Both transcriptomic and genomic sequencing identified many potential microsatellites, but the number and properties of these microsatellites were quite different. Transcriptomic SSRs are expected to display lower levels of polymorphism than genomic SSRs, as they are associated with conserved regions of the genome [19, 75]. In our study, the polymorphic screening in Quasipaa boulengeri showed that both Na and Ho were lower in transcriptomic than genomic microsatellites (Figs. 4, 5). This low polymorphism could be explained by transcriptomic SSRs are often non-neutral loci, which might bias the estimates of population divergence under the assumption of a neutral model of drift, mutation and migration [19, 34]. In addition, a few study found that the level of SSR variability is likely to differ between coding and untranslated regions [48, 76]. That could be the reason why microsatellites derived from transcriptome were different between Quasipaa boulengeri and Amolops mantzorum. But it needs to be further investigated.
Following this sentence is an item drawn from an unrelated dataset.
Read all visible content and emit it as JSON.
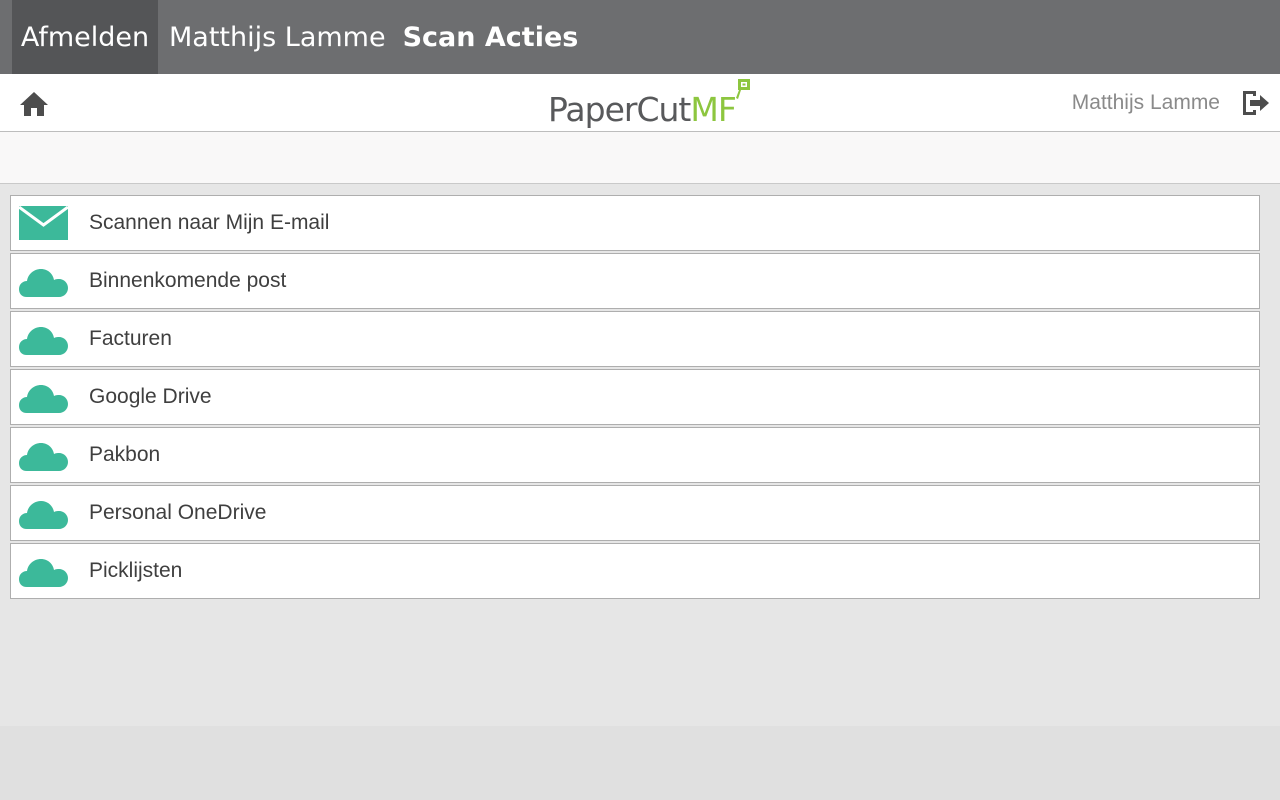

The expansions or contractions of microsatellites within genes can eventually lead to phenotypic changes or loss of function [36]. Though low polymorphism for SSRs from transcriptomic sequencing, some studies would still chose this method to develop functionally linked loci. Because of the functional constraint on transcriptome SSRs, it is more easily to find functional linked loci from transcriptome than genome. The transcriptomic sequence is more conserved than noncoding genome sequence, and more likely to Blast on its sibling species with reference sequences of genome or transcriptome. It is very useful for non-model species to study loci location and function. For Quasipaa boulengeri, we employed both genomic and transcriptomic SSRs to isolate sex-linked microsatellite markers. And one locus from transcriptome sequencing data was found [77]. Overall, these results forge a framework for our deep understanding of the evolution and distribution of microsatellites and how different isolation strategies affect microsatellite development using NGS.

Conclusions

In the era of NGS, microsatellite data may already or soon be available as a byproduct of NGS, and it is still widely used in ecology and evolution. By using genome skimming and transcriptomic sequencing of non-model frog species, we investigated how the assembly strategy, read length, sequencing depth, and library layout affect the number and polymorphism of the isolated microsatellites. These results forge a framework for our deep understanding of the evolution and isolation strategies of microsatellites: 1) the number of isolated microsatellites increases with increased data quantity and read length; 2) assembly strategy could also influence the processes involved in microsatellite development; 3) the transcriptomic microsatellites displayed lower levels of polymorphisms and were less abundant than genomic microsatellites; 4) the proportion of each type of nucleotide repeats was not affected.